Bulgaria’s Prosecutor-General Ivan Geshev, facing calls from the ruling majority to step down, has arranged for the Prime Minister and his chief of staff to be invited to provide names and evidence of those whom PM Kiril Petkov says are behind economic crimes and corruption in the country.
This was announced by the Prosecutor’s Office on February 7 as a follow-up to February 4 meeting between Geshev and Petkov.
At that meeting, Geshev asked the government not to proceed with its plans to shut down the specialized prosecution and court, a request Petkov refused, according to statements by the Prosecutor’s Office and the government.
The government, in office since December 2021, has expressed determination to proceed with judicial reform, including restructuring the Prosecutor’s Office and the anti-corruption commission, which it says have been failing in their tasks.
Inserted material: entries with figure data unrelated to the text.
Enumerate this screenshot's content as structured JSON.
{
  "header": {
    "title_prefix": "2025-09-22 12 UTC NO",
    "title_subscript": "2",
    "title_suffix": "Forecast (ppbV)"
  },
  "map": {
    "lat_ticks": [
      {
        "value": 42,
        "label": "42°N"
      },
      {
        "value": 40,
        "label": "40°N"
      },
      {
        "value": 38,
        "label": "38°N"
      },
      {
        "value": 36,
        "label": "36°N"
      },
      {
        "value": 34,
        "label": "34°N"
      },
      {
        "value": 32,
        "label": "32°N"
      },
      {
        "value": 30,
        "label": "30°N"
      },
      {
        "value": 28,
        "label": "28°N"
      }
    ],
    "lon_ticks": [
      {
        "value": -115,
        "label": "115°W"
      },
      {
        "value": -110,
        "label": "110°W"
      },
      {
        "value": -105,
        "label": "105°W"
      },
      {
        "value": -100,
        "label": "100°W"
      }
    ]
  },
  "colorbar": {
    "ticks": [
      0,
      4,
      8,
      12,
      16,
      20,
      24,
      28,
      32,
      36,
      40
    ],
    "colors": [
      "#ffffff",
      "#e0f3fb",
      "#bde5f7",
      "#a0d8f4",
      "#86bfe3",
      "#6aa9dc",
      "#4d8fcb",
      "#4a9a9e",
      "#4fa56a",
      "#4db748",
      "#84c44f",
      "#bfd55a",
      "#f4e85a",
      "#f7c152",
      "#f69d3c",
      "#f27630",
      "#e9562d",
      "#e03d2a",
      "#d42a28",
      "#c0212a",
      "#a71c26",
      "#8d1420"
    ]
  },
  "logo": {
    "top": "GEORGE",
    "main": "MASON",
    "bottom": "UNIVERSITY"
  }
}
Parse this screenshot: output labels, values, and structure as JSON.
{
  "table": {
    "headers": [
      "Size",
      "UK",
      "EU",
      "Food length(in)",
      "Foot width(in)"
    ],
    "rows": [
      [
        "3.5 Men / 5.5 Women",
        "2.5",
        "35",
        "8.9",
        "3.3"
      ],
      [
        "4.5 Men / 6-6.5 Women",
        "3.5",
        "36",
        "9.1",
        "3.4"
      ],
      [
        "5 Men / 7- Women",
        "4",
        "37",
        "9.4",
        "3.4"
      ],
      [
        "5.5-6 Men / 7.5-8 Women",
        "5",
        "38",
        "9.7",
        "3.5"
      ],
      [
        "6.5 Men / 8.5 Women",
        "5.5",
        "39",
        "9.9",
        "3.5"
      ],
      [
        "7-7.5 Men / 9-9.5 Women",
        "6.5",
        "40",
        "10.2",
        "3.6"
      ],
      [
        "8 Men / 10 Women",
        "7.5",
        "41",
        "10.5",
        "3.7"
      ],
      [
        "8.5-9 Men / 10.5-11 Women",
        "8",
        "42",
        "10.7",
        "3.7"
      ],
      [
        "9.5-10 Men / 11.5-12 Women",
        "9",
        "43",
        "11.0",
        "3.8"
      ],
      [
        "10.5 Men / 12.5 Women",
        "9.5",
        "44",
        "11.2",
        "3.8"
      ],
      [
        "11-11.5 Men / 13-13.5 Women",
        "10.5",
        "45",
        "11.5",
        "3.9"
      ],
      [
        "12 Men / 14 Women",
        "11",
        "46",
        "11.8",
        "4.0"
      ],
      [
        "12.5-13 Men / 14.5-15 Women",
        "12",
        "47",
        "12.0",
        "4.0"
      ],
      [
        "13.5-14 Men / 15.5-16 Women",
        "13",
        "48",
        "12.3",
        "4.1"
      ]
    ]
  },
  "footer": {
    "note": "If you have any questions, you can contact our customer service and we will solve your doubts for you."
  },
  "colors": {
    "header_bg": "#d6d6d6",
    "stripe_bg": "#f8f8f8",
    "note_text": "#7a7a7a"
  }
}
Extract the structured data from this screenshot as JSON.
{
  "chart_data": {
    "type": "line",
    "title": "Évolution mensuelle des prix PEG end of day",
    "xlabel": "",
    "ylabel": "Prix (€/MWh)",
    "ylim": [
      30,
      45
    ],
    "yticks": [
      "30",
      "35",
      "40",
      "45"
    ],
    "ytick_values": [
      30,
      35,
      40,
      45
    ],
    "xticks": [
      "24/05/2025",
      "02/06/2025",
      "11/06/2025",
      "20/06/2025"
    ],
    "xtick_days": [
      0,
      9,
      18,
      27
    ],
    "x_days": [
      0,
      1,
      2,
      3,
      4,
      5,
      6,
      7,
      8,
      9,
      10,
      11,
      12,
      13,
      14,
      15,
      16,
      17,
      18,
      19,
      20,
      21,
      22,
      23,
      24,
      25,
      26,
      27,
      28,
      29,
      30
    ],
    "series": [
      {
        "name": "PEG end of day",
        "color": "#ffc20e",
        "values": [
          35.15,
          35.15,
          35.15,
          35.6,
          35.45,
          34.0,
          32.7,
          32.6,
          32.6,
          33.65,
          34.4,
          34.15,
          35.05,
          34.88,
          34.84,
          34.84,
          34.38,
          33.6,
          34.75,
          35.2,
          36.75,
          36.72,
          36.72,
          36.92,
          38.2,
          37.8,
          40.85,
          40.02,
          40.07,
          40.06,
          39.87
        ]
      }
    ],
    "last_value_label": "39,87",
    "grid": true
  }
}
The February 7 statement by the Prosecutor’s Office said that Geshev had referred Petkov’s allegations to the Deputy Prosecutor-General to follow up.
“In order to clarify the completeness of the information provided, Mr Kiril Petkov and (PM’s chief of staff) Ms Lena Borislavova will be invited to appear at the Supreme Administrative Court in order to provide a complete list of persons named during the meeting, as well as data and evidence, respectively, about any crimes or violations committed by the same persons,” the statement said.
It said that the Prosecutor’s Office would fulfil its obligations and would carry out “an objective and comprehensive inspection of the persons named by the Prime Minister Mr Kiril Petkov and Ms Lena Borislavova”.
Meanwhile, the anti-corruption commission – headed by Sotir Tsatsarov, whose resignation takes effect on March 1 – said that it had invited Justice Minister Nadezhda Yordanova to be interviewed on February 8 in connection with the commission’s investigation into Geshev. The commission announced the investigation on January 31.
The commission said that it had asked the Justice Ministry for certified copies of the documents and other relevant information regarding the allegations against Geshev, but had not received them.
Yordanova has said in media interviews that there were numerous allegations against Geshev, both in his current capacity and from before then.
In the early evening of February 7, it was announced that Yordanova had declined to be interviewed by the anti-corruption commission.
On February 8, Bulgaria’s Constitutional Court is expected to rule on the question whether the Justice Minister may propose to the Supreme Judicial Council (SJC) the ahead-of-term dismissal of the presidents of Supreme Court of Cassation and the Supreme Administrative Court and the Prosecutor-General.
In 2021, then-caretaker Minister of Justice Yanaki Stoilov sent a request to the SJC for the dismissal of Geshev as Prosecutor-General, but the SJC declined to consider it, saying that the Justice Minister was not entitled to make such a request. This led to the application to the Constitutional Court to rule on the issue.